His administration, too, is not especially stable. In 2019, in the midst of widespread demonstrations in the region, the dictator Omar al-Bashir was deposed. He has already been imprisoned on charges of corruption, and a prosecution against him started in July for the 1989 coup that brought him to power. He is also sued by the International Criminal Court with human rights abuses committed in Darfur, including genocide charges. According to the BBC, the new government is preparing to hand him over to the judge.

All of this means that the transitional government has taken the risk of normalizing relations , particularly given the anti-Israeli sentiment in Sudan that is much more visceral and that the government is less stable. As Harkov observed, “it is likely that, in a situation where a transitional government is making an unpopular move, this normalisation process would be much slower than that of the UAE and Bahrain – where the Shi’ite majority is not popular, but the Sunni government is relatively stable.”
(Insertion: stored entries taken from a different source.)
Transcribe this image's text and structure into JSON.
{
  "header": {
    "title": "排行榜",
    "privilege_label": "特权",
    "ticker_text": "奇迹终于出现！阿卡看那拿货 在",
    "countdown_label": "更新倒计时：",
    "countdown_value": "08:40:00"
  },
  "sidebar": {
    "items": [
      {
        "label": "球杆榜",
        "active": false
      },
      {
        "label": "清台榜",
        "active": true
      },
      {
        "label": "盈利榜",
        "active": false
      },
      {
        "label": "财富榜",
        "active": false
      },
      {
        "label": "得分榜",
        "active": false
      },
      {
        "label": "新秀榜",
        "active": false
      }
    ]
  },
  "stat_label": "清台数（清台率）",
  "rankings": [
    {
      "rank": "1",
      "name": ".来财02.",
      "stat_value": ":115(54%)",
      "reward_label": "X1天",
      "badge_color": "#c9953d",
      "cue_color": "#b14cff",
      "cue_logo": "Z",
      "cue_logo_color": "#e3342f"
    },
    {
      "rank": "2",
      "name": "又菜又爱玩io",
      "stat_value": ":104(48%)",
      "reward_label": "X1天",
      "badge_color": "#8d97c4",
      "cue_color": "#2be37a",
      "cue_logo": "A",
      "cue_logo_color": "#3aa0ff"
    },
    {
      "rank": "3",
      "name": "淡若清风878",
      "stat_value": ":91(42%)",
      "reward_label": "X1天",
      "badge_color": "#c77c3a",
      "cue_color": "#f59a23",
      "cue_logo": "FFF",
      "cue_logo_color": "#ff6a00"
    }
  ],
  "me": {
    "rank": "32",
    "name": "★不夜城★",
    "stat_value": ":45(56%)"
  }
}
Apart from the security aspect and symbolism of the matter, Israel also benefits Sudan by agreeing to let its commercial airlines fly over Sudanese airspace.

The African nation is situated on the southern border of Egypt.

“Today, the skies of Sudan are open to Israel. This allows for direct and shorter flights between Israel and Africa and South America, “Netanyahu said on the call.

Trump said on Friday that “there will be several more peace negotiations to come in the Middle East,” according to the National Analysis.

“We’ve lined up a lot. They want to come in, get the deal done, “said Trump. “Three months ago, nobody thought this was possible. Even Bibi didn’t know whether that was feasible.

And then there was a thread that, as always, the media jumped on: Trump asking Netanyahu if “Sleepy Joe” Biden might have made the offer.

According to The Post, Netanyahu paused and said, “Mr. President, one thing I can assure you is that we appreciate the support of everyone in America for peace.

Of course, what we’re meant to laugh at is that Trump would even ask anything like that. The Israeli prime minister knows that his country needs to have good ties with any American president. In the run-up to the presidential election, Netanyahu can not afford to alienate any nominee who could be in the Oval Office in 2021.

What the Post probably laughed at is that, if Netanyahu were in a position to give an honest answer, it probably wouldn’t be a yes.